Integrated Communities Strategy – Making Your Response

Integrated Communities Strategy – Making Your Response

What’s been said?

Entitled “Building Integrated Communities”, with chapters on topics as varied as Education & Young People, Places & Community and Increasing Economic Opportunity, the Government’s green paper published on 14 March is certainly wide-ranging in its scope. Under the heading Listening to You, readers are assured of the government’s hope that this is the start of a national debate and that our views are sought on how best to build integrated communities. Responding to the very generalised end of chapter questions is a challenge not unlike getting hold of jelly, but one which we should put off no longer with the deadline fast approaching – Tuesday 5th June.

Why does it matter?

A quick scan through the chapter headings and introduction will confirm that this is an information-gathering exercise on a much wider canvas than the EHE Call for Evidence, but given the prevailing hostile environment regarding home education, it’s important for HE parents to take every opportunity to set the record straight and make their views known – especially since the government have specifically asked for them (page 34: “It is important that we also hear the views of parents and young people involved in home education.”)

To understand why home education features in this publication and in the wider debate, readers should recall that attempts to harmonise a multi-cultural society and integrate increasing numbers of migrants have preoccupied various governments for many years. Reviews and strategies have come and gone, with Casey’s 2016 “Review into Opportunity and Integration” being the influence behind this initiative. Conformity to whatever dogmas currently believed to foster maximum community cohesion has leapt to the top of the requirements list for compliant and forward-looking British citizens, including acceptance of fundamental British values (whatever they may be) and of course a good dose of political correctness.

Home educators, as we know, are determined, independent individuals with their own opinions and their own approach to life, coupled with a passionate concern for their children’s wellbeing. To a government desperate to get a handle on community cohesion in their own terms, home educators have been caricatured as an unknown quantity, parents requiring supervision, even reining in because others claim they pose a threat to a fully integrated community.

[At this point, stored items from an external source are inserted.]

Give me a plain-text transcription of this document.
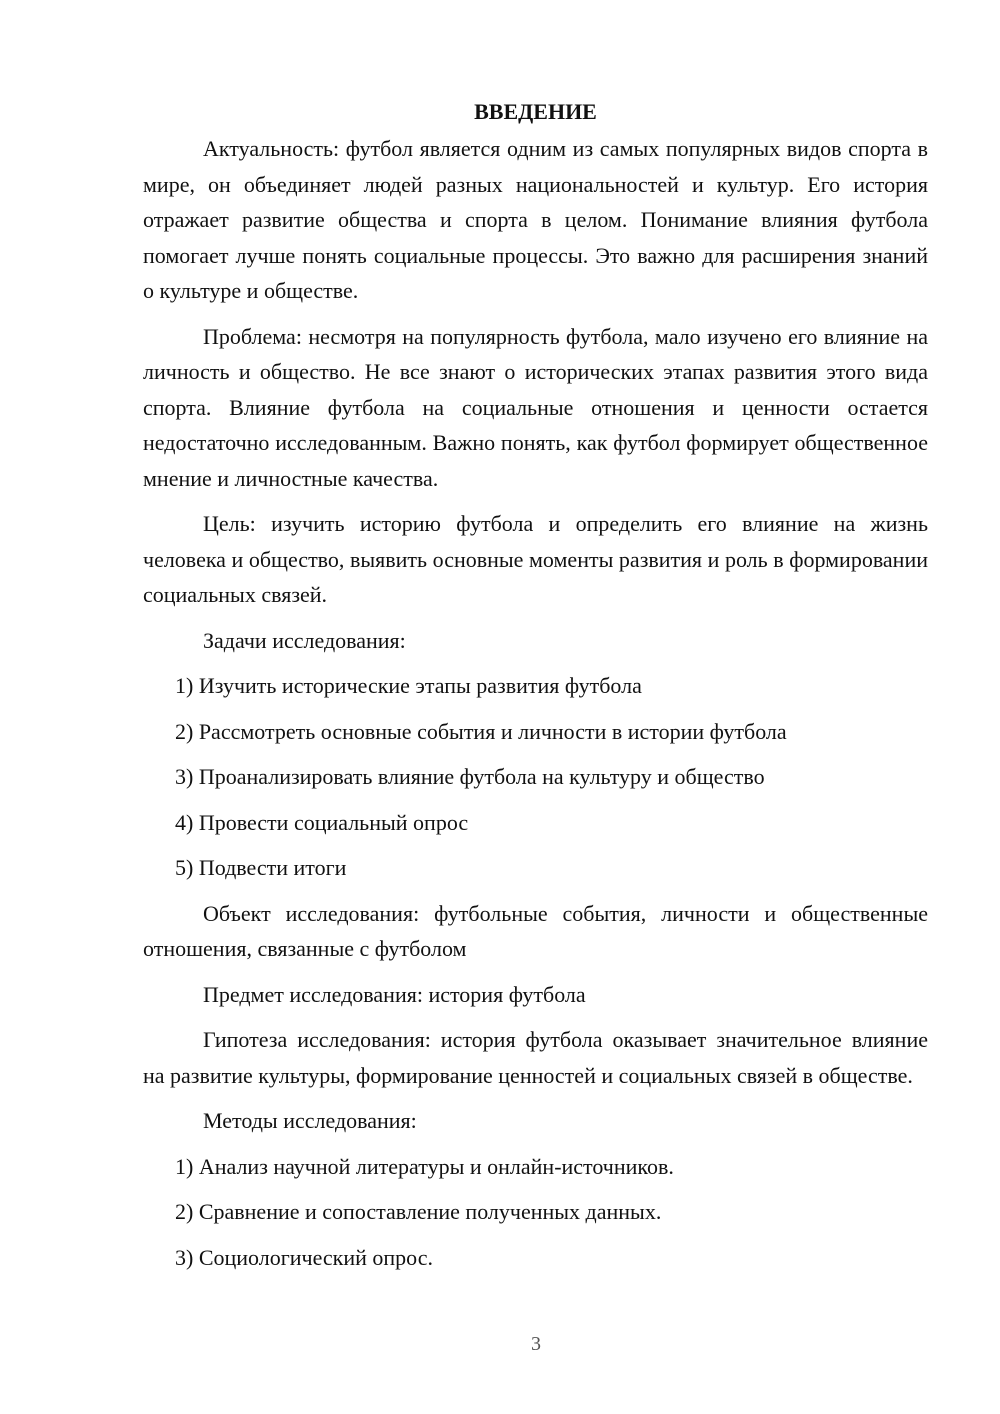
ВВЕДЕНИЕ

Актуальность: футбол является одним из самых популярных видов спорта в мире, он объединяет людей разных национальностей и культур. Его история отражает развитие общества и спорта в целом. Понимание влияния футбола помогает лучше понять социальные процессы. Это важно для расширения знаний о культуре и обществе.

Проблема: несмотря на популярность футбола, мало изучено его влияние на личность и общество. Не все знают о исторических этапах развития этого вида спорта. Влияние футбола на социальные отношения и ценности остается недостаточно исследованным. Важно понять, как футбол формирует общественное мнение и личностные качества.

Цель: изучить историю футбола и определить его влияние на жизнь человека и общество, выявить основные моменты развития и роль в формировании социальных связей.

Задачи исследования:

1) Изучить исторические этапы развития футбола

2) Рассмотреть основные события и личности в истории футбола

3) Проанализировать влияние футбола на культуру и общество

4) Провести социальный опрос

5) Подвести итоги

Объект исследования: футбольные события, личности и общественные отношения, связанные с футболом

Предмет исследования: история футбола

Гипотеза исследования: история футбола оказывает значительное влияние на развитие культуры, формирование ценностей и социальных связей в обществе.

Методы исследования:

1) Анализ научной литературы и онлайн-источников.

2) Сравнение и сопоставление полученных данных.

3) Социологический опрос.

3
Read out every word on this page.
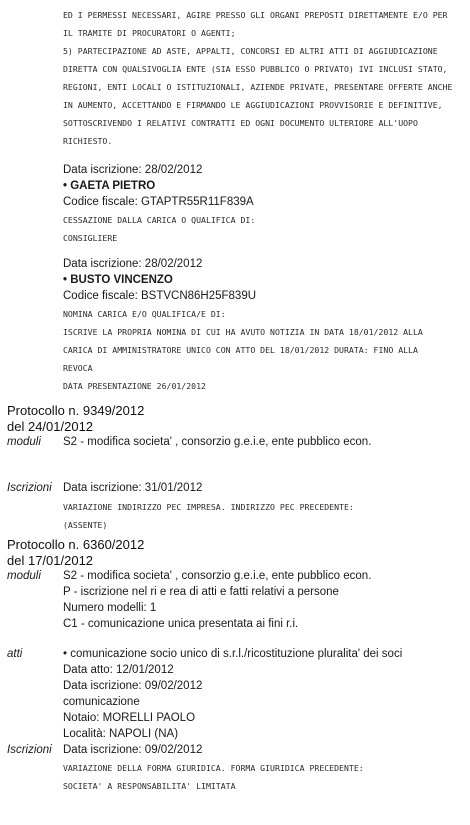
ED I PERMESSI NECESSARI, AGIRE PRESSO GLI ORGANI PREPOSTI DIRETTAMENTE E/O PER
IL TRAMITE DI PROCURATORI O AGENTI;
5) PARTECIPAZIONE AD ASTE, APPALTI, CONCORSI ED ALTRI ATTI DI AGGIUDICAZIONE
DIRETTA CON QUALSIVOGLIA ENTE (SIA ESSO PUBBLICO O PRIVATO) IVI INCLUSI STATO,
REGIONI, ENTI LOCALI O ISTITUZIONALI, AZIENDE PRIVATE, PRESENTARE OFFERTE ANCHE
IN AUMENTO, ACCETTANDO E FIRMANDO LE AGGIUDICAZIONI PROVVISORIE E DEFINITIVE,
SOTTOSCRIVENDO I RELATIVI CONTRATTI ED OGNI DOCUMENTO ULTERIORE ALL'UOPO
RICHIESTO.
Data iscrizione: 28/02/2012
• GAETA PIETRO
Codice fiscale: GTAPTR55R11F839A
CESSAZIONE DALLA CARICA O QUALIFICA DI:
CONSIGLIERE
Data iscrizione: 28/02/2012
• BUSTO VINCENZO
Codice fiscale: BSTVCN86H25F839U
NOMINA CARICA E/O QUALIFICA/E DI:
ISCRIVE LA PROPRIA NOMINA DI CUI HA AVUTO NOTIZIA IN DATA 18/01/2012 ALLA
CARICA DI AMMINISTRATORE UNICO CON ATTO DEL 18/01/2012 DURATA: FINO ALLA
REVOCA
DATA PRESENTAZIONE 26/01/2012
Protocollo n. 9349/2012
del 24/01/2012
moduli S2 - modifica societa' , consorzio g.e.i.e, ente pubblico econ.
Iscrizioni Data iscrizione: 31/01/2012
VARIAZIONE INDIRIZZO PEC IMPRESA. INDIRIZZO PEC PRECEDENTE:
(ASSENTE)
Protocollo n. 6360/2012
del 17/01/2012
moduli S2 - modifica societa' , consorzio g.e.i.e, ente pubblico econ.
P - iscrizione nel ri e rea di atti e fatti relativi a persone
Numero modelli: 1
C1 - comunicazione unica presentata ai fini r.i.
atti	• comunicazione socio unico di s.r.l./ricostituzione pluralita' dei soci
Data atto: 12/01/2012
Data iscrizione: 09/02/2012
comunicazione
Notaio: MORELLI PAOLO
Località: NAPOLI (NA)
Iscrizioni Data iscrizione: 09/02/2012
VARIAZIONE DELLA FORMA GIURIDICA. FORMA GIURIDICA PRECEDENTE:
SOCIETA' A RESPONSABILITA' LIMITATA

It comes as no surprise therefore to see home education mentioned in Chapter 3 alongside Independent Schools, Unregistered Schools and Out of School Settings, all of which pose a problem to a government of the view that orthodoxy increases the likelihood of community cohesion. According to their way of looking at things, greater collaborative working with Ofsted and local authorities will help to ensure the safety of children attending unregistered independent schools and out of school settings and guarantee the suitability of the education they are receiving.

What can I do?

Start by downloading the green paper. Look briefly at the foreword and introduction to pick up the overall flavour, read chapter 3 then answer questions 7 & 8 on the on-line response form. The Byte team have prepared some pointers to help you think through possible issues you might want to raise in your response. See also our general guidelines on responding to consultations. With such open-ended questions and such a diverse community there are no right answers, but it is important that plenty of us make our views known in our own words, especially in the light of the closing paragraph of chapter 3:

“The government will be inviting views on revised guidance on home education that will clarify local authorities’ existing powers to take action where home educating parents are not fulfilling their duties to provide their child with suitable, full time education. We want to gain wider acceptance for the proposition that greater oversight of children who are not receiving adequate education, including those attending unregistered settings and those for whom home education is not working properly, is needed.”